Child Neuropsychiatry Department, Epilepsy Center, C. Poma Hospital, Mantua, Italy.
Epilepsia. 2013 Oct;54 Suppl 7:23-34. doi: 10.1111/epi.12307.
The Italian League Against Epilepsy Commission Guidelines Subcommittee on Status Epilepticus (SE) has published an article on the management of SE in adults, and now presents a report on the management of convulsive status epilepticus (CSE) in children, excluding the neonatal period. Children's greater susceptibility than adults to epileptic seizures results from many factors. Earlier maturation of excitatory than inhibitory synapses, increased susceptibility and concentration of receptors for excitatory neurotransmitters, peculiar composition of the receptor subunits resulting in slower and less effective inhibitory responses, all cause the high incidence of SE in the pediatric population. The related morbidity and mortality rates, although lower than in adults, require immediate diagnosis and therapy. The division into focal and generalized, nonconvulsive and convulsive SE is applied in children and adolescents, as is the distinction in the three different stages according to the time elapsed since the start of the event and the response to drugs (initial, defined, and refractory SE). In children and adolescents, an "operational definition" is also accepted to allow earlier treatment (starting at 5-10 min). Maintenance and stabilization of vital functions, cessation of convulsions, diagnosis, and initial treatment of potentially "life-threatening" causes are the objectives to be pursued in the management of children with CSE. The need for early pharmacologic intervention stresses the need for action in the prehospital setting, generally using rectal diazepam. In hospital, parenteral benzodiazepines are used (lorazepam, diazepam, or midazolam). When first-line drugs fail, sodium phenytoin and phenobarbital should be used. As alternatives to phenobarbital, the following can be considered for treatment of refractory CSE: valproate, levetiracetam, and lacosamide. In cases with refractory CSE, pharmacologic options can be thiopental, midazolam, or propofol in continuous intravenous infusions to suppress electroencephalographic bursts and convulsive activity. These drugs need to be administered in intensive care units to ensure the monitoring and support of vital signs and brain electrical activity.
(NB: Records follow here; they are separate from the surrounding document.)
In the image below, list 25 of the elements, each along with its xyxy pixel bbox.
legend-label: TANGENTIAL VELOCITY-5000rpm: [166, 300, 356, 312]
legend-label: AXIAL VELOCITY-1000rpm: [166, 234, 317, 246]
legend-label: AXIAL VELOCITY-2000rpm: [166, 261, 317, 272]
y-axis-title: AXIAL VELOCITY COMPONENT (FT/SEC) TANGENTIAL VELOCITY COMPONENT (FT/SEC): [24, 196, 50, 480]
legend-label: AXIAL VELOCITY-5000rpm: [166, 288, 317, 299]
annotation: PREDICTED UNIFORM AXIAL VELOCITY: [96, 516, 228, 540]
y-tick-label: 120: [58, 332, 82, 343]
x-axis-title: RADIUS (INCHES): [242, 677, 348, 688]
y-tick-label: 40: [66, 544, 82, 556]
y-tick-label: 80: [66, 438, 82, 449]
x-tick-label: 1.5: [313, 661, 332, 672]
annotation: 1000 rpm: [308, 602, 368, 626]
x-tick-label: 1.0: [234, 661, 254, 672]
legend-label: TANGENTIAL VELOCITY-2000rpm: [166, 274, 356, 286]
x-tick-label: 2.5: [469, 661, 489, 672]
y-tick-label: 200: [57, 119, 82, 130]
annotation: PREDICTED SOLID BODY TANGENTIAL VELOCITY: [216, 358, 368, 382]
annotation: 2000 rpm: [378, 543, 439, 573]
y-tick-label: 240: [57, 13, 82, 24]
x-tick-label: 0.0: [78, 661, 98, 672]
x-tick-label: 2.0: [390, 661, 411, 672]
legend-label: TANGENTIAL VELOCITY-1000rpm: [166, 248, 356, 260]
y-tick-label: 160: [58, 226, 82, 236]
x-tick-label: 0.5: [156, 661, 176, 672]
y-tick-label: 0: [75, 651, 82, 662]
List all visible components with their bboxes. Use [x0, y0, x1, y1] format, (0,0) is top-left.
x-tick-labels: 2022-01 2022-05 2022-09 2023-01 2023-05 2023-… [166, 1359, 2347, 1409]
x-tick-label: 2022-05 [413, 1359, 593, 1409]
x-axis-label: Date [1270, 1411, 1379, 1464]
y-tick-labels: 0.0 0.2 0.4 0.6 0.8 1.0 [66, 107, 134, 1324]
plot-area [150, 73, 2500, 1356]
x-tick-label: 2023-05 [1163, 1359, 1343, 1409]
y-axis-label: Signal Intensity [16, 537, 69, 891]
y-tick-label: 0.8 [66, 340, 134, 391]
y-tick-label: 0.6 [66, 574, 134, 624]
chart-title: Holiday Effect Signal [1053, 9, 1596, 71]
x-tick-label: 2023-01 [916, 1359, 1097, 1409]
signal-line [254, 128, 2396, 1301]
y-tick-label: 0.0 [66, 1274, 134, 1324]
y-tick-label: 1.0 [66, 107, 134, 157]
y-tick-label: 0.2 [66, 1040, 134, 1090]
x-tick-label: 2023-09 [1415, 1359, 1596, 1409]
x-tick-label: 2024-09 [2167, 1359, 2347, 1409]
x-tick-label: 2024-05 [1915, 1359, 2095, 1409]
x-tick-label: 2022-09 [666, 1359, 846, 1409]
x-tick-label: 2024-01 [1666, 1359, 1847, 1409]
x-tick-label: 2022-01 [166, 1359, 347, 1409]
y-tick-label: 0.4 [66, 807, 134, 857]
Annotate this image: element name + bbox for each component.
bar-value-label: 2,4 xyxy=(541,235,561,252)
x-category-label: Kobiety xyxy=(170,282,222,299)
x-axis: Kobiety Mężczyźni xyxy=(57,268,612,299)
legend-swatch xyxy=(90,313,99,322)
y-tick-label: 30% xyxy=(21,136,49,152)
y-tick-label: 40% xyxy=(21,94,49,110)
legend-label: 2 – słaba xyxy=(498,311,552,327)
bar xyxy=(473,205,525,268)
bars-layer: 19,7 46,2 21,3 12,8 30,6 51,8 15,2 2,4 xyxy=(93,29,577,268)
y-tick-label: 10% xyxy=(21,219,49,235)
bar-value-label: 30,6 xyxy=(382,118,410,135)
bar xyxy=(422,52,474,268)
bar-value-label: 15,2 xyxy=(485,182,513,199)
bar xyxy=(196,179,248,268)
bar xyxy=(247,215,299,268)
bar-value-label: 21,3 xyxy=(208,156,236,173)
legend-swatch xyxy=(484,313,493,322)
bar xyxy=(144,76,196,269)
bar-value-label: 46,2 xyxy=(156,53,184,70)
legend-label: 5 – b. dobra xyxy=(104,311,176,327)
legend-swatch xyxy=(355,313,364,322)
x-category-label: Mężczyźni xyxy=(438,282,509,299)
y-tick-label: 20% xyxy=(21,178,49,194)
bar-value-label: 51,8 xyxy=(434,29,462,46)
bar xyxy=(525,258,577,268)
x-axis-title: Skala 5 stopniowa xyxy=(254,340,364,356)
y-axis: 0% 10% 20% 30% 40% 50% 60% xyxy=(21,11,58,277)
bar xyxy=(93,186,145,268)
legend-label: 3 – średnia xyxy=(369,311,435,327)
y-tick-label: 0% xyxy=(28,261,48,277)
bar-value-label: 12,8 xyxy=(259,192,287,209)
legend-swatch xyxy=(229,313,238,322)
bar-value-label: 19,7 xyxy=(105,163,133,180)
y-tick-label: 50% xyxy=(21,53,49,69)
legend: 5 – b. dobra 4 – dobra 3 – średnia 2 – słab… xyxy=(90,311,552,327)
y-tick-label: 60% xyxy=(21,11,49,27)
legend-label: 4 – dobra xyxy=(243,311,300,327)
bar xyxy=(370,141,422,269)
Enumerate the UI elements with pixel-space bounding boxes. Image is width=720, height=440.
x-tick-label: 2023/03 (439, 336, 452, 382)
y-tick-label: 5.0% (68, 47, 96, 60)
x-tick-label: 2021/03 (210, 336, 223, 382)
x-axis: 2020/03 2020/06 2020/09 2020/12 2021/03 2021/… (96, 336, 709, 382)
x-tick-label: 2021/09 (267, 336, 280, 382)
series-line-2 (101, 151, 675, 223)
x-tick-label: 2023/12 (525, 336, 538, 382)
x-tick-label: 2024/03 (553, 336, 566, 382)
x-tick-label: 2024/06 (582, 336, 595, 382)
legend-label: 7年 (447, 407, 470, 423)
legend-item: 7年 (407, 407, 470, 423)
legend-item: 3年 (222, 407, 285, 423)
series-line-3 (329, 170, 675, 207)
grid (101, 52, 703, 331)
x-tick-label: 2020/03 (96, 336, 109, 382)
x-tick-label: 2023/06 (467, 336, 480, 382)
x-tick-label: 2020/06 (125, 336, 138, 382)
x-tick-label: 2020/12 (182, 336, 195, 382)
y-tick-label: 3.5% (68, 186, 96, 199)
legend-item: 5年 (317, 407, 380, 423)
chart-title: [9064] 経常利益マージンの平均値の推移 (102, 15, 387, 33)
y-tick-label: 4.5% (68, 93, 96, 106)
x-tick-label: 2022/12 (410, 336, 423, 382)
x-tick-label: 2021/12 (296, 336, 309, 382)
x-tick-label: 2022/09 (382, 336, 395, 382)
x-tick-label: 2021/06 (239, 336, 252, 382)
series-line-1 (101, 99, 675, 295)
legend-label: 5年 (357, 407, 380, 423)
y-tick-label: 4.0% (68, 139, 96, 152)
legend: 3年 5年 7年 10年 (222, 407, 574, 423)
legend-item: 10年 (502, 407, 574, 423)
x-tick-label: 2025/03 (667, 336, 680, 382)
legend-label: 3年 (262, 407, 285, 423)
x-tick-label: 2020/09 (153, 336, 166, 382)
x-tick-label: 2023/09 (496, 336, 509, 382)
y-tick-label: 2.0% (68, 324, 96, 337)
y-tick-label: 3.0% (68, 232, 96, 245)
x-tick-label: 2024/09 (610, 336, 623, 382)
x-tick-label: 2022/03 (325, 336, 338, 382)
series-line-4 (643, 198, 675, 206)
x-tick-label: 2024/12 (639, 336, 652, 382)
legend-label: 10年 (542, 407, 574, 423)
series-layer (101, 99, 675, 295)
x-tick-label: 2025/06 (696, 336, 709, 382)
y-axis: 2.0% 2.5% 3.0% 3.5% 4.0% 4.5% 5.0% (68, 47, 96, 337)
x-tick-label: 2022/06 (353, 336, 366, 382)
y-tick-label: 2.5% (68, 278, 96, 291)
意大利癫痫联盟委员会指南癫痫持续状态(SE)小组委员会发表了一篇关于成人 SE 管理的文章,现在介绍了一篇关于儿童(不包括新生儿期)惊厥性癫痫持续状态(CSE)管理的报告。儿童比成人更容易发生癫痫发作,这是由多种因素引起的。兴奋性突触比抑制性突触更早成熟,兴奋性神经递质受体的敏感性和浓度增加,受体亚单位的特殊组成导致抑制性反应更慢且效果更差,所有这些因素导致儿科人群中 SE 的高发生率。尽管相关的发病率和死亡率低于成人,但仍需要立即诊断和治疗。在儿童和青少年中,应用了局灶性和全身性、非惊厥性和惊厥性 SE 的分类,以及根据事件开始后时间和药物反应(初始、明确和难治性 SE)分为三个不同阶段的区别。在儿童和青少年中,也接受了“操作性定义”以允许更早的治疗(开始于 5-10 分钟)。在 CSE 患儿的管理中,维持和稳定生命功能、停止惊厥、诊断和初始治疗潜在“危及生命”的病因是需要追求的目标。早期药物干预的必要性强调了在院前环境中采取行动的必要性,通常使用直肠地西泮。在医院中,使用静脉注射苯二氮䓬类药物(劳拉西泮、地西泮或咪达唑仑)。一线药物失败时,应使用苯妥英钠和苯巴比妥。作为苯巴比妥的替代药物,可以考虑以下药物治疗难治性 CSE:丙戊酸钠、左乙拉西坦和拉科酰胺。对于难治性 CSE 病例,可以选择硫喷妥钠、咪达唑仑或丙泊酚持续静脉输注以抑制脑电图爆发和惊厥活动。这些药物需要在重症监护病房中使用,以确保监测和支持生命体征和脑电活动。